O Grupo Globo foi o principal destinatário das verbas
de publicidade institucional do governo federal destinadas à televisão durante
os três primeiros anos do terceiro mandato do presidente Luiz Inácio Lula da
Silva (PT). Dados oficiais da Secretaria de Comunicação Social da Presidência
da República (Secom), compilados pelo portal Poder360, mostram que, entre 2023
e 2025, a emissora concentrou aproximadamente metade dos investimentos federais
em publicidade para a TV aberta.
Segundo o levantamento, a Globo recebeu cerca de R$ 462 milhões, o
equivalente a 49,4%
do total destinado às emissoras de televisão no período. Em seguida aparecem a Record, com R$ 183 milhões (19,6%);
o SBT,
com R$ 102 milhões
(10,9%); a Band,
com R$ 83 milhões
(8,9%); e a RedeTV!,
com R$ 42 milhões
(4,5%). Outras emissoras dividiram aproximadamente R$ 63 milhões,
correspondentes a 6,7%
do total.
Os números referem-se à publicidade institucional da
administração direta do governo federal, incluindo campanhas de utilidade
pública, como vacinação, educação, programas sociais e ações de
conscientização. Os dados não incluem, em regra, os investimentos publicitários
realizados por empresas estatais, como Petrobras, Caixa Econômica Federal e
Banco do Brasil, que possuem orçamentos próprios.
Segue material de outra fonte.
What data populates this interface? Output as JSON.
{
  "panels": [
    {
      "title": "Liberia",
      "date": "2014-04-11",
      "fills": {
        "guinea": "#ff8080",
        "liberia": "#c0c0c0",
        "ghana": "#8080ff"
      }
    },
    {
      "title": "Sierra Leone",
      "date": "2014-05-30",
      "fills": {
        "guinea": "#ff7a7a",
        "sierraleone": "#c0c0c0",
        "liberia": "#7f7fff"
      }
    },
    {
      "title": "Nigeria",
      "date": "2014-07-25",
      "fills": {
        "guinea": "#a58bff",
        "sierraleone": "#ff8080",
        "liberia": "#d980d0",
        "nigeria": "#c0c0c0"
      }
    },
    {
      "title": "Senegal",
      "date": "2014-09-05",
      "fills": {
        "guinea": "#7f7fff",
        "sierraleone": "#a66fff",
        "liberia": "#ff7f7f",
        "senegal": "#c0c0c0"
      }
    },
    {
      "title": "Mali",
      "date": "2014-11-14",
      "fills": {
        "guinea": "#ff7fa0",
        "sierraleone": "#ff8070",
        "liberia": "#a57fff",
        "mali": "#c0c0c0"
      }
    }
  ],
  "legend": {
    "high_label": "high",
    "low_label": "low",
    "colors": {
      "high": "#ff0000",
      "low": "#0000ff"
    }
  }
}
Ainda de acordo com a Secom, a distribuição das verbas
segue critérios técnicos definidos em planejamento de mídia, considerando
fatores como audiência, alcance geográfico, perfil do público-alvo das
campanhas e custo-benefício dos veículos de comunicação.
Em 2023, primeiro ano do atual mandato presidencial, a
Globo já havia liderado a distribuição de recursos destinados à televisão.
Levantamento da Folha de
S.Paulo apontou que a emissora recebeu aproximadamente R$ 54,4 milhões,
enquanto a Record ficou com cerca de R$
13 milhões, o SBT com R$
11 milhões, a Band com R$
5 milhões e a RedeTV! com aproximadamente R$ 1 milhão.
Os
dados mostram que a televisão permanece como um dos principais meios utilizados
pelo governo federal para veiculação de campanhas institucionais, apesar do
crescimento dos investimentos em plataformas digitais.